Новый штамм вредоносного ПО под названием Stealka крадет криптовалюту, выдавая себя за читы для игр, взломы программ и популярные моды, используя доверенные платформы для загрузки и поддельные сайты, чтобы обманом заставить пользователей заражать собственные устройства.
Исследователи кибербезопасности из Kaspersky сообщают, что этот инфостилер для Windows активно распространяется как минимум с ноября, нацеливаясь на данные браузеров, локально установленные приложения, а также браузерные и десктопные криптокошельки.
После запуска Stealka способна перехватывать онлайн‑аккаунты, опустошать криптовалютные кошельки и в некоторых случаях устанавливать криптомайнер для дополнительной монетизации зараженных систем.
Распространяется через читы для игр и пиратское ПО
Согласно анализу Kaspersky, Stealka распространяется в основном через файлы, которые пользователи добровольно скачивают и запускают.
Вредоносная программа часто маскируется под взломанные версии коммерческого ПО или под читы и моды для популярных игр, распространяемые через широко используемые платформы, такие как GitHub, SourceForge, Softpedia и Google Sites.
В ряде случаев злоумышленники загружали вредоносные файлы в легитимные репозитории, полагаясь на доверие к этим платформам, чтобы снизить подозрения.
Параллельно исследователи обнаружили профессионально оформленные фальшивые сайты, предлагающие пиратское ПО или игровые скрипты.
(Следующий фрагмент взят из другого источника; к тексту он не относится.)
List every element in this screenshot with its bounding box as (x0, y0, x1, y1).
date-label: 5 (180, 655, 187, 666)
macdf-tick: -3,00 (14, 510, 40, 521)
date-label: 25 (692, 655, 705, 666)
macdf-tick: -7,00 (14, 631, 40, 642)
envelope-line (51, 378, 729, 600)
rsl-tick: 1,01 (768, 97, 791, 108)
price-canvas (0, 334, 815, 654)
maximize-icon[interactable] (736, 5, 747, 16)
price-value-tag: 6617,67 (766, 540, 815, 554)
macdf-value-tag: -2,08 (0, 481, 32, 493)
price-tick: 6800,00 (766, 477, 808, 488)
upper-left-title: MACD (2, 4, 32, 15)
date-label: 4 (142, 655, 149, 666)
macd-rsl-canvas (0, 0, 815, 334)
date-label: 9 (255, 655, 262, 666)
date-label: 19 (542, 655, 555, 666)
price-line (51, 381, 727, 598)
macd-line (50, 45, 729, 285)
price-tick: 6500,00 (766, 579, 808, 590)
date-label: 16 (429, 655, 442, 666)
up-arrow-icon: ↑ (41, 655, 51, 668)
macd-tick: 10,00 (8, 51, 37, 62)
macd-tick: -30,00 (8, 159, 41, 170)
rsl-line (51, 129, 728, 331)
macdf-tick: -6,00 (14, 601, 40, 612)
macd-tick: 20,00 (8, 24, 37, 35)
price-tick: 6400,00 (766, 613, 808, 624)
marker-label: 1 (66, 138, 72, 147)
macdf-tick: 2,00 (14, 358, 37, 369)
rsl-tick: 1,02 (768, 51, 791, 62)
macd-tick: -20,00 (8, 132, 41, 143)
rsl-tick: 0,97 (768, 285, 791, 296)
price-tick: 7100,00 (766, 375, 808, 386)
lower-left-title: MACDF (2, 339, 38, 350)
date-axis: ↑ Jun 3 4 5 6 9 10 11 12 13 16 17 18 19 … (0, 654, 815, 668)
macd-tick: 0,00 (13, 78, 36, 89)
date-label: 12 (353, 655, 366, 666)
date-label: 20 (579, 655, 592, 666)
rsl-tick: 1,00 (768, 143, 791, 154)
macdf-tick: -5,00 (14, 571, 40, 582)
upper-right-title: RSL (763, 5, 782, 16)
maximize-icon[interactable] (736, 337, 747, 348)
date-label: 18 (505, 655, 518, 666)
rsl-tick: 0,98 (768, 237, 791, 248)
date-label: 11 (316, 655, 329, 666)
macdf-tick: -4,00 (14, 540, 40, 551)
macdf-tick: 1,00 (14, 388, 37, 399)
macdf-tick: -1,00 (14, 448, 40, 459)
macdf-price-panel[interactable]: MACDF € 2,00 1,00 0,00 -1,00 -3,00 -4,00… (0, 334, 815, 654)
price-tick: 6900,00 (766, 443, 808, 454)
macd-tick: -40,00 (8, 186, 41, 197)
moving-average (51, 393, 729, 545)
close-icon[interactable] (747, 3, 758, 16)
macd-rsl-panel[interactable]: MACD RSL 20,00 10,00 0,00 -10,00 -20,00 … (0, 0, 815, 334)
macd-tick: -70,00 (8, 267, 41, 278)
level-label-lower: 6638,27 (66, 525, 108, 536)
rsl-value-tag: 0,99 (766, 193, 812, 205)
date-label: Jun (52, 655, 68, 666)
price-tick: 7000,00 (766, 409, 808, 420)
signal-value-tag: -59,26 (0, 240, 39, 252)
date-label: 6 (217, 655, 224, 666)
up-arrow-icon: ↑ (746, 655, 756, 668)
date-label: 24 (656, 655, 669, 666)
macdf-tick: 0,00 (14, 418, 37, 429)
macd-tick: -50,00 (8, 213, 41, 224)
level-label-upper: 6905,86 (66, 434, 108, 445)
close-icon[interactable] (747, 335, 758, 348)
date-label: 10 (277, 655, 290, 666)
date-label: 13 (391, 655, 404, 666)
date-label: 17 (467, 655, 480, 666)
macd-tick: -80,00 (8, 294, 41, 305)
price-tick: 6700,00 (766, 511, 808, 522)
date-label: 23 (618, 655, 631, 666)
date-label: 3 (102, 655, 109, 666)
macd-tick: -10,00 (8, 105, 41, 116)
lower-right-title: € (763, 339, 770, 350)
Такие сайты часто демонстрируют поддельные результаты антивирусных проверок, создавая видимость безопасных загрузок.
На деле же имена файлов и описания страниц служат лишь приманкой: загружаемое содержимое постоянно содержит один и тот же инфостилер.
Вредонос нацелен на браузеры, кошельки и локальные приложения
После установки Stealka сосредотачивается на веб‑браузерах на базе Chromium и Gecko, подвергая риску пользователей более сотни различных браузеров.
Вредонос извлекает сохраненные учетные данные, данные автозаполнения, cookies и сессионные токены, позволяя злоумышленникам обходить двухфакторную аутентификацию и захватывать аккаунты без паролей.
Скомпрометированные аккаунты затем используются для дальнейшего распространения вредоносного ПО, в том числе в игровых сообществах.
Stealka также нацеливается на расширения браузера, связанные с криптокошельками, менеджерами паролей и инструментами аутентификации. Исследователи зафиксировали попытки выкрасть данные из расширений, связанных с крупными криптокошельками, такими как MetaMask, Trust Wallet и Phantom, а также из сервисов управления паролями и аутентификацией, включая Bitwarden, Authy и Google Authenticator.
Помимо браузеров, вредонос собирает файлы конфигураций и локальные данные десятков настольных приложений.
К ним относятся standalone‑криптокошельки, которые могут хранить зашифрованные приватные ключи и метаданные кошельков, мессенджеры, почтовые клиенты, VPN‑ПО, приложения для заметок и игровые лаунчеры.
Почему это важно
Доступ к этой информации позволяет злоумышленникам красть средства, сбрасывать учетные данные и скрывать дальнейшую вредоносную активность.
Вредонос также собирает системную информацию и делает скриншоты зараженных устройств.
В Kaspersky предупредили, что кампания Stealka подчеркивает растущее пересечение пиратства, игровых загрузок и финансовой киберпреступности, призвав пользователей избегать недоверенных источников программ и относиться к читам, модам и взломам как к файлам повышенного риска.